Lasso Regression – Why Lasso Provides Variable Selection Benefits

feature selectionlassoregressionregularization

I've been reading Elements of Statistical Learning, and I would like to know why the Lasso provides variable selection and ridge regression doesn't.

Both methods minimize the residual sum of squares and have a constraint on the possible values of the parameters $\beta$. For the Lasso, the constraint is $||\beta||_1 \le t$, whereas for ridge it is $||\beta||_2 \le t$, for some $t$.

I've seen the diamond vs ellipse picture in the book and I have some intuition as for why the Lasso can hit the corners of the constrained region, which implies that one of the coefficients is set to zero. However, my intuition is rather weak, and I'm not convinced. It should be easy to see, but I don't know why this is true.

So I guess I'm looking for a mathematical justification, or an intuitive explanation of why the contours of the residual sum of squares are likely to hit the corners of the $||\beta||_1$ constrained region (whereas this situation is unlikely if the constraint is $||\beta||_2$).

Best Answer

Let's consider a very simple model: $y = \beta x + e$, with an L1 penalty on $\hat{\beta}$ and a least-squares loss function on $\hat{e}$. We can expand the expression to be minimized as:

$\min y^Ty -2 y^Tx\hat{\beta} + \hat{\beta} x^Tx\hat{\beta} + 2\lambda|\hat{\beta}|$

Keep in mind this is a univariate example, with $\beta$ and $x$ being scalars, to show how LASSO can send a coefficient to zero. This can be generalized to the multivariate case.

Let us assume the least-squares solution is some $\hat{\beta} > 0$, which is equivalent to assuming that $y^Tx > 0$, and see what happens when we add the L1 penalty. With $\hat{\beta}>0$, $|\hat{\beta}| = \hat{\beta}$, so the penalty term is equal to $2\lambda\beta$. The derivative of the objective function w.r.t. $\hat{\beta}$ is:

$-2y^Tx +2x^Tx\hat{\beta} + 2\lambda$

which evidently has solution $\hat{\beta} = (y^Tx - \lambda)/(x^Tx)$.

Obviously by increasing $\lambda$ we can drive $\hat{\beta}$ to zero (at $\lambda = y^Tx$). However, once $\hat{\beta} = 0$, increasing $\lambda$ won't drive it negative, because, writing loosely, the instant $\hat{\beta}$ becomes negative, the derivative of the objective function changes to:

$-2y^Tx +2x^Tx\hat{\beta} - 2\lambda$

where the flip in the sign of $\lambda$ is due to the absolute value nature of the penalty term; when $\beta$ becomes negative, the penalty term becomes equal to $-2\lambda\beta$, and taking the derivative w.r.t. $\beta$ results in $-2\lambda$. This leads to the solution $\hat{\beta} = (y^Tx + \lambda)/(x^Tx)$, which is obviously inconsistent with $\hat{\beta} < 0$ (given that the least squares solution $> 0$, which implies $y^Tx > 0$, and $\lambda > 0$). There is an increase in the L1 penalty AND an increase in the squared error term (as we are moving farther from the least squares solution) when moving $\hat{\beta}$ from $0$ to $ < 0$, so we don't, we just stick at $\hat{\beta}=0$.

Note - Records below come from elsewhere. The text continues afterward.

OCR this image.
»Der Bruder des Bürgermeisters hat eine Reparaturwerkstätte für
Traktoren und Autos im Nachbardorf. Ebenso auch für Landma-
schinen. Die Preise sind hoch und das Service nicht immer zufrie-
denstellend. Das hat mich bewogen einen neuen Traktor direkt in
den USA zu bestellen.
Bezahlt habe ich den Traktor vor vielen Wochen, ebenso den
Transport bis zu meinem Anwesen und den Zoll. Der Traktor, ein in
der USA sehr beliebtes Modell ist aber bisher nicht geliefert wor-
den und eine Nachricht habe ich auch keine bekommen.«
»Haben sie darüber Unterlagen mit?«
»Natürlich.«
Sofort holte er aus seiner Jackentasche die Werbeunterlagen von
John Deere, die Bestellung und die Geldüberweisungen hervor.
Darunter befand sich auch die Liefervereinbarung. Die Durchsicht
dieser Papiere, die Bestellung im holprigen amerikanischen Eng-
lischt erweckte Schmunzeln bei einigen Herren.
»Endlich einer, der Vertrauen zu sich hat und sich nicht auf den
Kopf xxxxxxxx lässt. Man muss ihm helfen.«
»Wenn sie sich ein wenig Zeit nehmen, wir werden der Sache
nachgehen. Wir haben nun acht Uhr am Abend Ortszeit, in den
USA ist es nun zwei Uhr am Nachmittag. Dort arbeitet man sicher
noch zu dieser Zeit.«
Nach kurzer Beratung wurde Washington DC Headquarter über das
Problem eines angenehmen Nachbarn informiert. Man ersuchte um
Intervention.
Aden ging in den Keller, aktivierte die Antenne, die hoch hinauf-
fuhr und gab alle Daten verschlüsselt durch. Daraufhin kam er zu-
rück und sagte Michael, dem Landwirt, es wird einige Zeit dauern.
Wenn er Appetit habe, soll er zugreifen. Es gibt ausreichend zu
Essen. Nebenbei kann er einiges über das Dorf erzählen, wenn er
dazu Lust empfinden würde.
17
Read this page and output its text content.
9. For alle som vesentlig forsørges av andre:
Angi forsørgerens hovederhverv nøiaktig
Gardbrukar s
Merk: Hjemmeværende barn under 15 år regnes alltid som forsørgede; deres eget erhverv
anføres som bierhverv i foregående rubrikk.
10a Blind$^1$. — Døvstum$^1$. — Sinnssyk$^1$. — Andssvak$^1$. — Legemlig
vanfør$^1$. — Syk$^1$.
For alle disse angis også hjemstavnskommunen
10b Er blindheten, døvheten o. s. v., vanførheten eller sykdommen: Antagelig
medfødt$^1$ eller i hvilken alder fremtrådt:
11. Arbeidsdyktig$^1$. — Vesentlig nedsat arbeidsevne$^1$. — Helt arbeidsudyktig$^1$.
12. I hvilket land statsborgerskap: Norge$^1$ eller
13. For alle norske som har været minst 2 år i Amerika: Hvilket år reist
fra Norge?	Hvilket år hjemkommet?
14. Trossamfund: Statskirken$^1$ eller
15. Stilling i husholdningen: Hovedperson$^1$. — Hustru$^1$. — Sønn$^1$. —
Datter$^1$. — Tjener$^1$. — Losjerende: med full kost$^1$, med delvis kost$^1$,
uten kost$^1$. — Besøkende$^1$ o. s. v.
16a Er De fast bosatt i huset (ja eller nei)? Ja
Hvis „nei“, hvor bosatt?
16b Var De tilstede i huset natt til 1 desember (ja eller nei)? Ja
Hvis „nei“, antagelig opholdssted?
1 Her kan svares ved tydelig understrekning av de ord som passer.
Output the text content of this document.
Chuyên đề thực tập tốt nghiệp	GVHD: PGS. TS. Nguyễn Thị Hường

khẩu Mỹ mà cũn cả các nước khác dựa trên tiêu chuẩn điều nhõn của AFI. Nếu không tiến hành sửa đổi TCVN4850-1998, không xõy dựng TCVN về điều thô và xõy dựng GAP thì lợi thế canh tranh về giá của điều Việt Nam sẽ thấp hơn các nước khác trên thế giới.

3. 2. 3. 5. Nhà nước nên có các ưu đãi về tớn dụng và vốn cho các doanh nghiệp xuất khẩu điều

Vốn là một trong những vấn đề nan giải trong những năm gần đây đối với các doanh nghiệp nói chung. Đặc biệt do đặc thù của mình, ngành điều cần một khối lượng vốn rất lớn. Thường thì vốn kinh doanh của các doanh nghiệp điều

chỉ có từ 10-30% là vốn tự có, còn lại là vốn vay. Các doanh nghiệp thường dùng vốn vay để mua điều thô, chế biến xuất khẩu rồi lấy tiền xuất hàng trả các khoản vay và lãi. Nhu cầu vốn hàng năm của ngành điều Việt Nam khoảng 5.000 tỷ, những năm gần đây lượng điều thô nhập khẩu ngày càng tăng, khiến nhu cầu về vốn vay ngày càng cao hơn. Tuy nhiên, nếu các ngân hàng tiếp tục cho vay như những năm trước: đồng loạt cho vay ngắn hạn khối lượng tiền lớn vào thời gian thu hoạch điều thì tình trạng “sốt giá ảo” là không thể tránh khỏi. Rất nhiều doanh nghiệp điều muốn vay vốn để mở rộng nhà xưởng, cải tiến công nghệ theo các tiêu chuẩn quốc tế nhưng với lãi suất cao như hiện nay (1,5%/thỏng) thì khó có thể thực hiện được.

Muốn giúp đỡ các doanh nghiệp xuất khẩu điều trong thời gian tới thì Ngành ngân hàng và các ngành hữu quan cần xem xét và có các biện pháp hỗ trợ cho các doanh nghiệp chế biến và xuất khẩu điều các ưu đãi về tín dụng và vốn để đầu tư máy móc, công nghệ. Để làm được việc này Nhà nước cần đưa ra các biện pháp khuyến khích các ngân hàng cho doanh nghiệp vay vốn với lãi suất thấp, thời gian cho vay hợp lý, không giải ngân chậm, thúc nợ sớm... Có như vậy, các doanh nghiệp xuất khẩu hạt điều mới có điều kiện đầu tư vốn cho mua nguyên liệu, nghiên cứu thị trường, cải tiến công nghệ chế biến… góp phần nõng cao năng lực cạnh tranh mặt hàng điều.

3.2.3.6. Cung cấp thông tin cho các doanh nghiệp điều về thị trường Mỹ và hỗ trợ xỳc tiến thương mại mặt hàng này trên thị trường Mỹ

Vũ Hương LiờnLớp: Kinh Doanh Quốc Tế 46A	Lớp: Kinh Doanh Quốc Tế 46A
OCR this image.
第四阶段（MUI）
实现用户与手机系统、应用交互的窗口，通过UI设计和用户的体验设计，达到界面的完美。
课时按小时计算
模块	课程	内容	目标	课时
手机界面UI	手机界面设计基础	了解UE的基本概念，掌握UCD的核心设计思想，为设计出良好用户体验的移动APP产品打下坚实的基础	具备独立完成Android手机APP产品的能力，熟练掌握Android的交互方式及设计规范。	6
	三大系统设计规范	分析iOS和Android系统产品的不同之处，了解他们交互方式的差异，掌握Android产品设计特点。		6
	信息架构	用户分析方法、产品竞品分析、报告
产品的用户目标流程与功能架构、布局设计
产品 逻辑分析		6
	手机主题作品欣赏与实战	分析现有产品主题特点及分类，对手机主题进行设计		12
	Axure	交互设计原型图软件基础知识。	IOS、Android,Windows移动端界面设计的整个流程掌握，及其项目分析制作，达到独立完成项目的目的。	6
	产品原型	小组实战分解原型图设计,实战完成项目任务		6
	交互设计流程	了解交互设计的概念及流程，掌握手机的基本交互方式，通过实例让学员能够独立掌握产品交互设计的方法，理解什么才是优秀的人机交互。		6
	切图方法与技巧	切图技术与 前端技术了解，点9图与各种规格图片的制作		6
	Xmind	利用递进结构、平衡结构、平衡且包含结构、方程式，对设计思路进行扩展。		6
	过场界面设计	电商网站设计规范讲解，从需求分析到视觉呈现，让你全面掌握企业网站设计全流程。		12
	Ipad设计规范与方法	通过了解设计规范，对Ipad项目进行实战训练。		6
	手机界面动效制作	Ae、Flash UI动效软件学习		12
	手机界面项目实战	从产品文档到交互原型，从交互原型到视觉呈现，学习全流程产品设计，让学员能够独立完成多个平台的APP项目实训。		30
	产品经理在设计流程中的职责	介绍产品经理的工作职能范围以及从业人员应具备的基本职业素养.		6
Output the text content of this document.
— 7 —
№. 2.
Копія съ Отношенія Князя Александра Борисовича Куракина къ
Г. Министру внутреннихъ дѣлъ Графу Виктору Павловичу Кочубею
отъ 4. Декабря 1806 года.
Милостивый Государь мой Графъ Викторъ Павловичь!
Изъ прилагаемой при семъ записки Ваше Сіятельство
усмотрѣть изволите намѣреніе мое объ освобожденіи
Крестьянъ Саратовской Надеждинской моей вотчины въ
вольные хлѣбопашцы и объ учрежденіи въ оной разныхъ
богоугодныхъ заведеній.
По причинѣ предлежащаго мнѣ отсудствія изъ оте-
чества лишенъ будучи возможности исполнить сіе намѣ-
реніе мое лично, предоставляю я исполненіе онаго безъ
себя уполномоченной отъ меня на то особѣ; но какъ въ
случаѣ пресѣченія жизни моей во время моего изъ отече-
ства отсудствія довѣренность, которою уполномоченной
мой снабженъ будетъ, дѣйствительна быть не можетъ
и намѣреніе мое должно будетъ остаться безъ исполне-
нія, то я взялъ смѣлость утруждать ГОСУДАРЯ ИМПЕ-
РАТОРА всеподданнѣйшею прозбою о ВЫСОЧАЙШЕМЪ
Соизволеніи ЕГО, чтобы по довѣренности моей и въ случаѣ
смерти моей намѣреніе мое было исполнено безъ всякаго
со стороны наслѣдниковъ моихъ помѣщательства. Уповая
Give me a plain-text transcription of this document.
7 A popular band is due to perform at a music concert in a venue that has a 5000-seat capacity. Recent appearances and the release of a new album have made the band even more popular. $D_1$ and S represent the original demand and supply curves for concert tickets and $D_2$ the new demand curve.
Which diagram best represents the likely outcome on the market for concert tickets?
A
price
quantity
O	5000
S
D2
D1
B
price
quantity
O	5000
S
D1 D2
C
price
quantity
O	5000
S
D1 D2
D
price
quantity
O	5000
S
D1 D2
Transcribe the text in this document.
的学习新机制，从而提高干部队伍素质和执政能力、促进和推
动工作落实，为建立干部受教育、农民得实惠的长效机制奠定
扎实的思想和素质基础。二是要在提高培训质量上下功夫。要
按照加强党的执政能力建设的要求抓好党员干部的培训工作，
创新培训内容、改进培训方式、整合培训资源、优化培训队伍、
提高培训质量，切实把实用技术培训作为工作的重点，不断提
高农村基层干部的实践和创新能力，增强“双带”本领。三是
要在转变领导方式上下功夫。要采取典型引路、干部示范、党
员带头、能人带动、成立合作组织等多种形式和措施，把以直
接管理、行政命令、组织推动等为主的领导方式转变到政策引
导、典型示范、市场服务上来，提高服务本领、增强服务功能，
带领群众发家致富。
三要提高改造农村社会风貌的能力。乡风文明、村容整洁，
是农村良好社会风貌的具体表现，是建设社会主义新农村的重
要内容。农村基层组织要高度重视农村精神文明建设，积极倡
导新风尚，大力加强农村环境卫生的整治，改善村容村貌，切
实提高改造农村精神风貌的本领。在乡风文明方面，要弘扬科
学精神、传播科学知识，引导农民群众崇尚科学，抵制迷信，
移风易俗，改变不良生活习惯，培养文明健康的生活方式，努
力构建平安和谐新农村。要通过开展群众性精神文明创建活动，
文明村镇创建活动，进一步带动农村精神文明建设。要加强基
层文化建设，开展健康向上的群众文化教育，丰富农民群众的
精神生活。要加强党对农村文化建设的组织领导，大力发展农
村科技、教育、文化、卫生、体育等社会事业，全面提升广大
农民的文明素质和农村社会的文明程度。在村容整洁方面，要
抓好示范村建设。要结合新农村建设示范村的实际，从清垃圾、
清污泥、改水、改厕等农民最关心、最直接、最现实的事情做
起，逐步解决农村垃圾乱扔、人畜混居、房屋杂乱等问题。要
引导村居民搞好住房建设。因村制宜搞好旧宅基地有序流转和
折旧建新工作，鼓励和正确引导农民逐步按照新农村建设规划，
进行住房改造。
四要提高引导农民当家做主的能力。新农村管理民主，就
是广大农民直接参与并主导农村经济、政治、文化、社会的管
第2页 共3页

It should be intuitively clear the same logic applies, with appropriate sign changes, for a least squares solution with $\hat{\beta} < 0$.

With the least squares penalty $\lambda\hat{\beta}^2$, however, the derivative becomes:

$-2y^Tx +2x^Tx\hat{\beta} + 2\lambda\hat{\beta}$

which evidently has solution $\hat{\beta} = y^Tx/(x^Tx + \lambda)$. Obviously no increase in $\lambda$ will drive this all the way to zero. So the L2 penalty can't act as a variable selection tool without some mild ad-hockery such as "set the parameter estimate equal to zero if it is less than $\epsilon$".

Obviously things can change when you move to multivariate models, for example, moving one parameter estimate around might force another one to change sign, but the general principle is the same: the L2 penalty function can't get you all the way to zero, because, writing very heuristically, it in effect adds to the "denominator" of the expression for $\hat{\beta}$, but the L1 penalty function can, because it in effect adds to the "numerator".